4.0 La réussite du film de Forman tient dans son non-respect des conventions du biopic. Et c’est un spécialiste du genre (Amadeus, Larry Flint) là-dessus. Personnage quelque peu antipathique, parfois incompréhensible. Oubli volontaire d’éclaircissement du récit. Refus de l’élégance, au sens complaisant. C’est vrai que de ces points de vue là Man on the moon s’avère fascinant. Jusqu’à sa façon de brasser la vie de cet homme, sans jamais situer temporellement, sans jamais rendre important un événement de sa vie qui le fut. Tout est asséné à cent à l’heure si bien que l’on débarque dans le film sans repères, avec qui plus est une proéminence de la parole. A ce titre, la première scène est sans nul doute ce qu’il y a de mieux, avec ce personnage complètement ahuri (Jim Carrey jouant Andy Kaufman) qui nous regarde en nous débitant quelques mots avant de dire que le film est terminé (générique à l’appui enchaîné d’un écran noir d’une bonne quinzaine de secondes) puis de revenir en nous chuchotant presque à l’oreille que ce procédé l’empêche de faire partager son film à ceux qui ne le comprendraient pas. C’est vrai que l’on cerne d’emblée le personnage. Quelqu’un de fou, sur une autre planète, une sorte de farce ambulante qui semble croire que tout n’est qu’illusion, que la bêtise c’est le sérieux.
Moi, le problème que j’ai avec ce film c’est que je le trouve justement pas assez fou, pas à la hauteur du personnage charismatique qu’il convoque. Ou alors pas suffisamment passionnant dans ses enchaînements. Forman veut tellement faire et montrer de ce personnage si imposant qu’il oublie tout le reste. Les personnages secondaires comme sa mise en scène. Je vois très peu de cinéma là-dedans dans ce qu’il a de suggestif. Très peu d’idées. L’exemple parfait ce sont les multiples contre-champ du show de Andy que Forman nous offre afin que nous suivions systématiquement les réactions du public. Tout est saccadé. Et du coup, je n’ai plus l’impression de voir le show du personnage Andy mais celui de l’acteur Jim. Je ne vois pas grand chose d’intéressant dans ce film au-delà du simple récit lequel retrace uniquement quelques moments de la vie du trublion Kaufman.
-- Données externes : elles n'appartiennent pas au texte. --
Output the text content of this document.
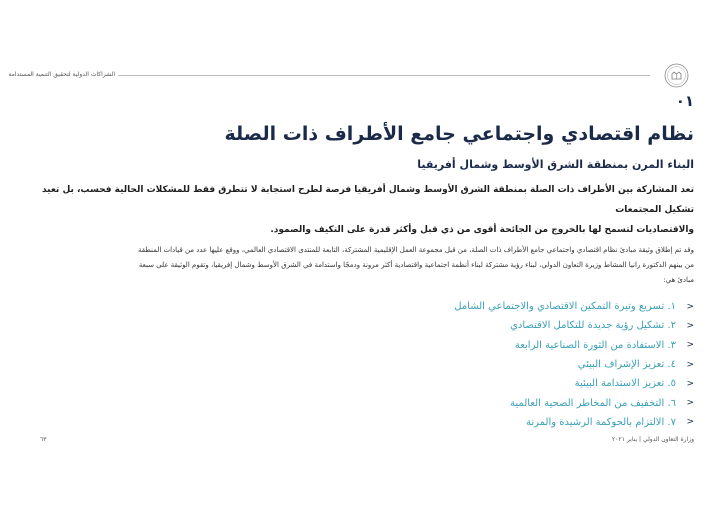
الشراكات الدولية لتحقيق التنمية المستدامة
٠١
نظام اقتصادي واجتماعي جامع الأطراف ذات الصلة
البناء المرن بمنطقة الشرق الأوسط وشمال أفريقيا
تعد المشاركة بين الأطراف ذات الصلة بمنطقة الشرق الأوسط وشمال أفريقيا فرصة لطرح استجابة لا تتطرق فقط للمشكلات الحالية فحسب، بل تعيد تشكيل المجتمعات
والاقتصاديات لتسمح لها بالخروج من الجائحة أقوى من ذي قبل وأكثر قدرة على التكيف والصمود.
وقد تم إطلاق وثيقة مبادئ نظام اقتصادي واجتماعي جامع الأطراف ذات الصلة، من قبل مجموعة العمل الإقليمية المشتركة، التابعة للمنتدى الاقتصادي العالمي، ووقع عليها عدد من قيادات المنطقة
من بينهم الدكتورة رانيا المشاط وزيرة التعاون الدولي، لبناء رؤية مشتركة لبناء أنظمة اجتماعية واقتصادية أكثر مرونة ودمجًا واستدامة في الشرق الأوسط وشمال إفريقيا، وتقوم الوثيقة على سبعة
مبادئ هي:
<
١. تسريع وتيرة التمكين الاقتصادي والاجتماعي الشامل
<
٢. تشكيل رؤية جديدة للتكامل الاقتصادي
<
٣. الاستفادة من الثورة الصناعية الرابعة
<
٤. تعزيز الإشراف البيئي
<
٥. تعزيز الاستدامة البيئية
<
٦. التخفيف من المخاطر الصحية العالمية
<
٧. الالتزام بالحوكمة الرشيدة والمرنة
٦٣	وزارة التعاون الدولي | يناير ٢٠٢١
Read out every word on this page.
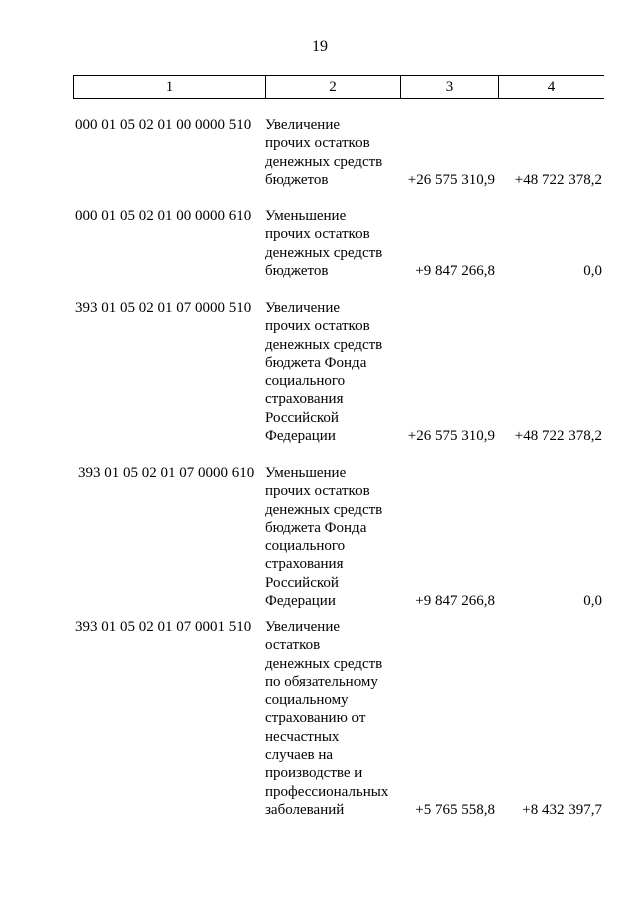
19
1	2	3	4
000 01 05 02 01 00 0000 510 Увеличение
прочих остатков
денежных средств
бюджетов	+26 575 310,9 +48 722 378,2
000 01 05 02 01 00 0000 610 Уменьшение
прочих остатков
денежных средств
бюджетов	+9 847 266,8	0,0
393 01 05 02 01 07 0000 510 Увеличение
прочих остатков
денежных средств
бюджета Фонда
социального
страхования
Российской
Федерации	+26 575 310,9 +48 722 378,2
393 01 05 02 01 07 0000 610 Уменьшение
прочих остатков
денежных средств
бюджета Фонда
социального
страхования
Российской
Федерации	+9 847 266,8	0,0
393 01 05 02 01 07 0001 510 Увеличение
остатков
денежных средств
по обязательному
социальному
страхованию от
несчастных
случаев на
производстве и
профессиональных
заболеваний	+5 765 558,8 +8 432 397,7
Après, j’aime beaucoup l’idée de la farce et comment le film en parle. J’aime le fait que Forman se soit focalisé sur les parties de catchs (contre des femmes) d’Andy qui révèlent assez justement l’absurdité de ce sport/spectacle. J’aime aussi beaucoup l’instant où Andy annonce qu’il a un cancer et les pluies de rires et moqueries de ses amis qui s’abattent sur lui, certains contestant cette idée la trouvant de mauvais goût, d’autres approuvant le style jusqu’au-boutiste en continuant de le soutenir.
Le cercle dans lequel s’est engagé Andy (Tu n’as que ce que tu as crée, lui dira son agent Shapiro) est aussi celui du film. A force de vouloir tenter de comprendre le faux on en oublie presque le vrai. Moi je vois un film qui a du rythme, une dynamique énorme, quelques moments délicieux mais à aucun moment je ne suis séduis autrement que par la farce. Jamais le film ne m’agrippe vraiment. Il reste une farce alors qu’il tente d’être autre chose, il suffit d’évoquer la fin du film. Et comme toute farce c’est marrant sur le moment puis on ne s’en souvient plus.